Beranda Pemerintahan Soroti Kasus PHK Ratusan Pekerja, Wakil Ketua DPRD Cilegon Bakal Panggil PT...

Soroti Kasus PHK Ratusan Pekerja, Wakil Ketua DPRD Cilegon Bakal Panggil PT KJI

Wakil Ketua DPRD Kota Cilegon, Masduki memberikan keterangan kepada awak media

CILEGON – Wakil Ketua DPRD Kota Cilegon, Masduki meminta seluruh pihak tidak gegabah dalam menyikapi rencana pemutusan hubungan kerja (PHK) terhadap sejumlah pekerja di Kota Cilegon. Hal ini menyikapi terkait adanya PHK ratusan pekerja PT Krakatau Jasa Industri (KJI) yang merupakan anak perusahaan PT Krakatau Steel.

Menurut Masduki, persoalan ketenagakerjaan harus diselesaikan melalui komunikasi dan pembahasan bersama antara pekerja, perusahaan, pemerintah daerah, serta DPRD.

“Jangan gegabah. Kita harus cari jalan keluar yang terbaik,” ujar Masduki, Selasa (11/8/2026).

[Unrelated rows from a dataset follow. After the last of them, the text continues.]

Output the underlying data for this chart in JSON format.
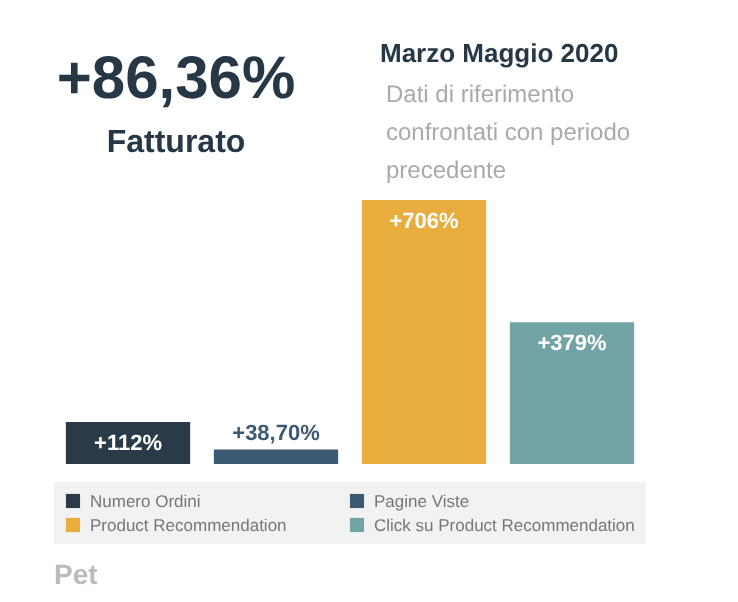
{
  "chart_data": {
    "type": "bar",
    "title": "+86,36%",
    "subtitle": "Fatturato",
    "annotations": [
      "Marzo Maggio 2020",
      "Dati di riferimento confrontati con periodo precedente",
      "Pet"
    ],
    "categories": [
      null,
      null,
      null,
      null
    ],
    "series": [
      {
        "name": "Numero Ordini",
        "color": "#2b3a47",
        "values": [
          112,
          null,
          null,
          null
        ],
        "value_labels": [
          "+112%",
          null,
          null,
          null
        ]
      },
      {
        "name": "Pagine Viste",
        "color": "#3d5a73",
        "values": [
          null,
          38.7,
          null,
          null
        ],
        "value_labels": [
          null,
          "+38,70%",
          null,
          null
        ]
      },
      {
        "name": "Product Recommendation",
        "color": "#e8ad3c",
        "values": [
          null,
          null,
          706,
          null
        ],
        "value_labels": [
          null,
          null,
          "+706%",
          null
        ]
      },
      {
        "name": "Click su Product Recommendation",
        "color": "#72a3a5",
        "values": [
          null,
          null,
          null,
          379
        ],
        "value_labels": [
          null,
          null,
          null,
          "+379%"
        ]
      }
    ],
    "stacked": true,
    "legend": "bottom"
  }
}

Ia menilai, persoalan tersebut harus menjadi perhatian serius mengingat kondisi ketenagakerjaan di Kota Cilegon. Terlebih, PHK dalam jumlah besar berpotensi menambah angka pengangguran dan menimbulkan keresahan sosial.

“Yang kita khawatirkan ketika misalkan PHK, pengangguran semakin tinggi, keresahan masyarakat semakin akut, khawatir muncul patologi sosial. Gejolak-gejolak masyarakat perlu kita hindari,” katanya.

Untuk mencari solusi, DPRD Kota Cilegon berencana segera menggelar rapat dengar pendapat (RDP) atau hearing dengan pihak-pihak terkait.

Masduki mengatakan, DPRD akan berkoordinasi dengan Sekretariat DPRD untuk segera melayangkan surat kepada pihak manajemen PT KJI dan pihak-pihak yang berkepentingan. Selanjutnya, persoalan tersebut akan didisposisikan kepada Komisi II DPRD Kota Cilegon.

“Kita akan lakukan hearing di sini, DPRD, secepatnya. Kita akan coba komunikasikan dengan Sekretaris DPRD supaya cepat bersurat ke PT KJI dan para pihak. Kita akan disposisikan ke Komisi II,” jelasnya.

Dalam hearing tersebut, DPRD juga akan meminta penjelasan dari Dinas Tenaga Kerja (Disnaker) Kota Cilegon mengenai langkah yang telah dilakukan dalam menangani persoalan tersebut.

Termasuk, kata Masduki, DPRD akan mempertanyakan apakah sudah ada proses bipartit antara pekerja dan perusahaan dalam upaya menyelesaikan perselisihan hubungan industrial.

Baca Juga :  SDM Jadi Fokus RPJPD 2025-2045 Pemprov Banten

“Jangan sampai ada miss. Kita juga akan tanya apakah sudah dilakukan bipartit di Dinas Tenaga Kerja. Dinas Tenaga Kerja juga dalam konteks ini jangan diam, harus mengawal,” tegasnya.

Masduki menekankan, apabila PHK memang tidak dapat dihindari, perusahaan tetap wajib memenuhi hak-hak pekerja sesuai ketentuan yang berlaku.

Namun, sebelum keputusan PHK diambil, ia meminta seluruh pihak duduk bersama untuk mencari alternatif terbaik.

“Jangan sampai langsung pemutusan hubungan kerja. Cari solusi yang terbaik. Bagaimana skemanya selama tiga bulan, skema tiga bulan itu seperti apa. Ini perlu ada duduk bersama antara buruh, pihak industrial, perusahaan, dan pemerintah,” ujarnya.

Menurut Masduki, DPRD memiliki fungsi menampung dan menindaklanjuti aspirasi masyarakat. Karena itu, persoalan yang menyangkut nasib pekerja tersebut akan dibawa ke forum resmi DPRD.

“DPRD yang memiliki tugas dan fungsi bagaimana menampung aspirasi. Dalam konteks ini, inilah bentuk aspirasi daripada warga Kota Cilegon yang harus kita tindaklanjuti,” pungkasnya.

Sebelumnya, Federasi Serikat Buruh Krakatau Steel (FSBKS) mengadukan rencana PHK pekerja PT KJI kepada Wali Kota Cilegon. FSBKS menyebut sekitar 78 pekerja terdampak, bahkan jumlah keseluruhan diperkirakan lebih dari 100 orang.

Serikat buruh meminta Pemkot Cilegon memfasilitasi pertemuan dengan pihak perusahaan guna mencari penyelesaian atas persoalan hubungan industrial tersebut.